Tuesday, 8 July 2014

What are the conditions in which people share their learning?

In person centred approaches, we rely on lots of different people sharing their learning, including people who previously may never previously have been asked about what they have learned. We ask people, their families and their frontline supporters what they have learned about the person, and what is working and not working in their lives and supports.

In my experience the times and spaces where people actually share their learning in everyday life are extremely rare. Usually conditions mitigate against this. Where the conditions are not right and people don't feel included on an equal footing, they wont tend to feel inclined to share learning, even if they're asked. Learning tends to get shared better horizontally in circles than vertically in pyramids, between equals, rather than in situations of imbalance of power and knowledges, and such equal situations are themselves all too rare.

If we think someone is much more knowledgeable than us, we tend to clam up, let them do the talking. In general we would be nervous to share our ideas with someone if they are going to think us naïve or that we have missed the point. Nobody likes to feel stupid.
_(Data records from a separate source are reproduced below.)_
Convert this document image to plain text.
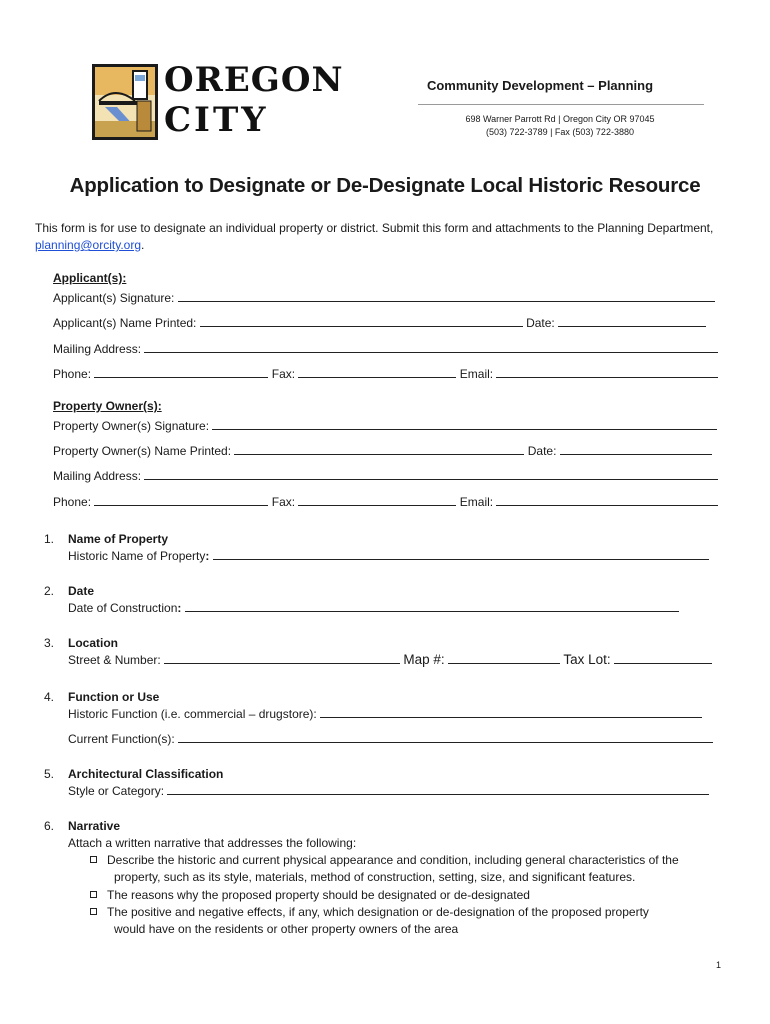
OREGON
CITY
Community Development – Planning
698 Warner Parrott Rd | Oregon City OR 97045
(503) 722-3789 | Fax (503) 722-3880
Application to Designate or De-Designate Local Historic Resource
This form is for use to designate an individual property or district. Submit this form and attachments to the Planning Department, planning@orcity.org.
Applicant(s):
Applicant(s) Signature:
Applicant(s) Name Printed:	Date:
Mailing Address:
Phone:	Fax:	Email:
Property Owner(s):
Property Owner(s) Signature:
Property Owner(s) Name Printed:	Date:
Mailing Address:
Phone:	Fax:	Email:
1. Name of Property
Historic Name of Property:
2. Date
Date of Construction:
3. Location
Street & Number:	Map #:	Tax Lot:
4. Function or Use
Historic Function (i.e. commercial – drugstore):
Current Function(s):
5. Architectural Classification
Style or Category:
6. Narrative
Attach a written narrative that addresses the following:
Describe the historic and current physical appearance and condition, including general characteristics of the
property, such as its style, materials, method of construction, setting, size, and significant features.
The reasons why the proposed property should be designated or de-designated
The positive and negative effects, if any, which designation or de-designation of the proposed property
would have on the residents or other property owners of the area
1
If someone is more powerful than us, is hugely influential in our lives, then our strategy tends to be very similar.  It does not always  seem wise to share something that might contradict somebody with great sway over your destiny.

What we have learned from our experience is precious to us, when we share it, we feel exposed, at risk. Most of us need to feel confident that what we are sharing is going to be heard, valued and appreciated, or we keep it to ourselves.
Because most organisations contain hierarchies and silos, and because of the inequalities in society, person centred practitioners try to work out in our practice ways of temporarily short circuiting these hierarchies, bringing people out of their silos in order to connect them on a more equal footing and to allow learning to be shared between them.  We find and wedge open gaps and spaces in the formal structures of organisations attuned to the needs of bureaucracy and market instead of to people, and while in these interstices, we aim to create 'power with' rather  than 'power over'.
In person centred planning, and in training, we rely almost totally on people we call 'content experts' sharing their learning for these processes to work.  In person centred thinking and planning it's the learning of people closest to the person from their direct experience that we truly value. In the training we lead, it's about unleashing some of the tacit knowledge that lurks in people who have years of experience, deep values, different ways of seeing the world, so that everyone in the room learns from themselves and each other.
I've found in my most successful trainings 80% or more of what people have learned comes from each other, rather than from me. This is also true in the best planning sessions and coproduction exercises. As facilitators and trainers we feel a real buzz after events and processes that achieve this. After such sessions we feel that we have also learned a great deal ourselves, we yearn to achieve this again! This 'buzzy' feeling is a sign that learning has been successfully shared, that for a short space of time the conditions for sharing learning were successfully in place.

As facilitators and trainers one really key role is therefore to create the conditions where power and other imbalances are addressed so that sharing of learning can happen.
In both planning/thinking and in training we achieve this by a variety of methods – which include
·         Establishing a clear purpose for the session, so that everyone participating understands where to focus  their thinking
·         Involving the  right people: in PCP the people most directly involved in the person's life
·         A hospitable space that makes people feel valued, comfortable, safe.
·         Rituals and routines of demarcation at beginning and end that separate learning space and time from work or leisure time.
·         Ground rules (as few as possible, and each one designed specifically to  help people be included and involved)
·         Equal space and time for each participant, so that everyone gets a chance to contribute. (Delivered through techniques like 'rounds')
·         Mutual respect
·         Using the communication methods most appropriate for the person/participants
·         Listening Mindfully
·         Incisive questions
·         Appreciation
·         Valuing each contribution
·         Being prepared to  act on learning and turn it into concrete change

It's worthwhile spending plenty of thought on what the conditions are that enable people to share their learning. If we're to achieve genuine engagement from citizens in the production of their own lives and services, if we're going to listen to people well, if we want to create organisations that learn and change, then a grasp  of how we create the conditions for people to share learning is fundamental.